I'd have got a license plate number and called THE man!!!


----------



## grizzly70

400 ft, that is how far you are "supposed" to be from any public roadway.


----------



## Mushijobah

Where did you get that information, Grizzly? I have only found that shooting ACROSS a road is bad.


----------



## grizzly70

i work for the odnr


----------



## bkr43050

grizzly70 said:


> i work for the odnr


That is great but can you post a link to the information that states 400 feet? Like others on here I have not seen anything documented supporting any minimum distance.


----------



## M.Magis

I don't care who he works for, he's making the 400' foot rule up. There is no defined distance.


----------



## Kaiser878

There is no set distance! THe rule is this, you must be on the opposite side of the barrier that seperates the road from where you are hunting. 
FOr example, if there is only a guard rail you can litterally sit on the guar rail with your back to the road and shoot away from the road. You cannot shoot along or across the road! 

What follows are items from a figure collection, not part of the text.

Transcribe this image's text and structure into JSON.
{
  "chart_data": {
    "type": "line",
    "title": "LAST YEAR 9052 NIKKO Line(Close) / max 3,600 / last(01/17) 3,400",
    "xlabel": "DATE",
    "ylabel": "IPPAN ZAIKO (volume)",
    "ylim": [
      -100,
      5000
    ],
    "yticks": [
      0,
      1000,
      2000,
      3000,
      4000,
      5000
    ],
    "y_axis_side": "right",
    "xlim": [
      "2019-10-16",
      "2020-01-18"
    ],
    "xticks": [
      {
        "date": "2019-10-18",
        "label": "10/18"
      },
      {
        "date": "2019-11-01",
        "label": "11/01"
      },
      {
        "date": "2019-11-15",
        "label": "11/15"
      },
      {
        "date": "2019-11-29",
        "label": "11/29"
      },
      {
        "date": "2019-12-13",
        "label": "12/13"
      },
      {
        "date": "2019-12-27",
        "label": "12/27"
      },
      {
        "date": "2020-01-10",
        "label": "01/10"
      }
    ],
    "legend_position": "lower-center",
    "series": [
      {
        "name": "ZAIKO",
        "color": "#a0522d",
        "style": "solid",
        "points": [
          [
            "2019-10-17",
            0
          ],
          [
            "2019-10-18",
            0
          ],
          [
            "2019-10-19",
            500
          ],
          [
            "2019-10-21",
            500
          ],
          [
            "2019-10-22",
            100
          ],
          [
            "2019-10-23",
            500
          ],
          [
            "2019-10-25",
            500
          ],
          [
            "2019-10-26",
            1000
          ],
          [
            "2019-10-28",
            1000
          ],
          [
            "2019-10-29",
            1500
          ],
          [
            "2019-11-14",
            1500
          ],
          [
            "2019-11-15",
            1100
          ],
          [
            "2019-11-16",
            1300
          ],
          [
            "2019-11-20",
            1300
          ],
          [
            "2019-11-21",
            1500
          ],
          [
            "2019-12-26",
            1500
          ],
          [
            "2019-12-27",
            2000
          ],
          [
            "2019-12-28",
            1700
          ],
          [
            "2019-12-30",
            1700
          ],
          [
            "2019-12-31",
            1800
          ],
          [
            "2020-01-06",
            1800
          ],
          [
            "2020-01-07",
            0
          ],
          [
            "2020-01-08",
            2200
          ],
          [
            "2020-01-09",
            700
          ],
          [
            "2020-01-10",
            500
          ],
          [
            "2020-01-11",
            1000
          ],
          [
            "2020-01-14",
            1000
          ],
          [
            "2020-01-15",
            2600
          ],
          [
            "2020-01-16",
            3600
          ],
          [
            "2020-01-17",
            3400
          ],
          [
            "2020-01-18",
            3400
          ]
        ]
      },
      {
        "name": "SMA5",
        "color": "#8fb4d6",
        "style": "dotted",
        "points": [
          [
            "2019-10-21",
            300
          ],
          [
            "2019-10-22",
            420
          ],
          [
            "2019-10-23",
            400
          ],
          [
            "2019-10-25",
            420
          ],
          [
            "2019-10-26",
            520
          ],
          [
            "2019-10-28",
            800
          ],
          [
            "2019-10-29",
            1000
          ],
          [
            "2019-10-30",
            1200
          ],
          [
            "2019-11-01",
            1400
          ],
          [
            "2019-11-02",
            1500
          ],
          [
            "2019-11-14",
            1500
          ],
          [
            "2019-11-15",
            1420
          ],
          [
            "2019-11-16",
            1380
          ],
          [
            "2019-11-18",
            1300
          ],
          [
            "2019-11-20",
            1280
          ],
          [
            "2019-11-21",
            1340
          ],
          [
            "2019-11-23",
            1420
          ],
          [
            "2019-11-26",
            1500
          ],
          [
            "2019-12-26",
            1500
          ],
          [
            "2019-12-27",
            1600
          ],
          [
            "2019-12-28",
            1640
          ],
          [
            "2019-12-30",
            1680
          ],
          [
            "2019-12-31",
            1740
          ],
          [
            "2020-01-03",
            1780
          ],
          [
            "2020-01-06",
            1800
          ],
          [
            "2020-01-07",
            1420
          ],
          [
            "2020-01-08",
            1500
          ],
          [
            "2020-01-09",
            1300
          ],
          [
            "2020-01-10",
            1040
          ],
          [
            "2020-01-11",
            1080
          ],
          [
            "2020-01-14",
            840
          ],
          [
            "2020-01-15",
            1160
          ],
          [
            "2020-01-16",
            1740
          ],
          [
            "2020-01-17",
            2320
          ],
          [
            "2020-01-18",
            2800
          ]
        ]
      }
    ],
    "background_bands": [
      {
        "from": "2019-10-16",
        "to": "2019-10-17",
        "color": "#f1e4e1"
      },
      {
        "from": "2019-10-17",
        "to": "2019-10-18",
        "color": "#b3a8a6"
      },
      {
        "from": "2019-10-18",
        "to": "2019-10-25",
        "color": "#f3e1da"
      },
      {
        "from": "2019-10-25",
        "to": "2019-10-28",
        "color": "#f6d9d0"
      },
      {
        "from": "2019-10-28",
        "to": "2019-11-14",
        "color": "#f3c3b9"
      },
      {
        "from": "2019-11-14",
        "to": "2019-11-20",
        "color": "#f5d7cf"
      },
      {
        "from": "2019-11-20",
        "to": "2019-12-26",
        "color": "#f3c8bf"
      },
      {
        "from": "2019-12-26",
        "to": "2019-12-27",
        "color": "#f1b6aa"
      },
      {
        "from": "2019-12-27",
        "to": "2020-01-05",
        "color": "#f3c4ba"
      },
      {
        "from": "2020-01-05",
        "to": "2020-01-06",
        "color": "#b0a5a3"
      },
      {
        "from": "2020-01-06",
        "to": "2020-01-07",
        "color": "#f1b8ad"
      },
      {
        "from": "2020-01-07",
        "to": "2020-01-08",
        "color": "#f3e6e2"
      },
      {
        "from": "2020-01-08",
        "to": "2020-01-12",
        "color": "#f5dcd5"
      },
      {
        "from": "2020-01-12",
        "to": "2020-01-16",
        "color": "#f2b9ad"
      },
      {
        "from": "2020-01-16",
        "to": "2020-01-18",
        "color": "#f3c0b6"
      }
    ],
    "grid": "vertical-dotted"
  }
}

The barrier could be the fence such as long the highway. I know this for a fact because I have a good friend who is a game warden. I spoke with him about it when I had a duck huntnig spot rt along a road! Lets just say a guar rail makes a good back rest!


----------



## grizzly70

that's right... why would i make it up... i duck hunt also, don't u think i have spots that are close to roads also????? all i know is that the officers that i work with will write u, and have written tickets for people hunting within that set distance of... 400 feet OMG. i'm not trying to b a buzzkill, just trying to inform someone who doesn't know the laws. i would love to hunt on the otherside of a "guardrail" or a fence, but i know that i cannot do so lawfully. u can choose to accept the truth, or just keep up the "I'm full of it" mindset... personally i don't care.


----------



## armyMOSfishin

Maybe you both are correct. The ORC doesn't give a specific distance( Well I didn't find anything) but certain cities or counties could legislate they're own ordinance and make it more strict by adding the 400 ft rule.


----------



## CasualFisherman

grizzly70 said:


> 400 ft, that is how far you are "supposed" to be from any public roadway.


This only applies to public lands managed by the state. I have seen the signs on public ground but their is no ordinance regulating this on private ground.


----------



## Mushijobah

grizzly70 said:


> that's right... why would i make it up... i duck hunt also, don't u think i have spots that are close to roads also????? all i know is that the officers that i work with will write u, and have written tickets for people hunting within that set distance of... 400 feet OMG. i'm not trying to b a buzzkill, just trying to inform someone who doesn't know the laws. i would love to hunt on the otherside of a "guardrail" or a fence, but i know that i cannot do so lawfully. u can choose to accept the truth, or just keep up the "I'm full of it" mindset... personally i don't care.


I've hunted near freeways...well within 400 feet....and the officers in the county didn't care. no shooting OVER the roads. Please post your link grizzly if you have one. There are too many guys LYING on the internet about rules just to prevent people from doing something in their secret spot.


----------



## firstflight111

grizzly70 said:


> i work for the odnr


oh okay then that means you need to go get up to date on your laws i call b.s .


----------



## ErieAngler

If someone has a bonefide rule that should be followed then post it, otherwise I think generally if you use your common sense and don't p*ss people off and you'll be fine.


----------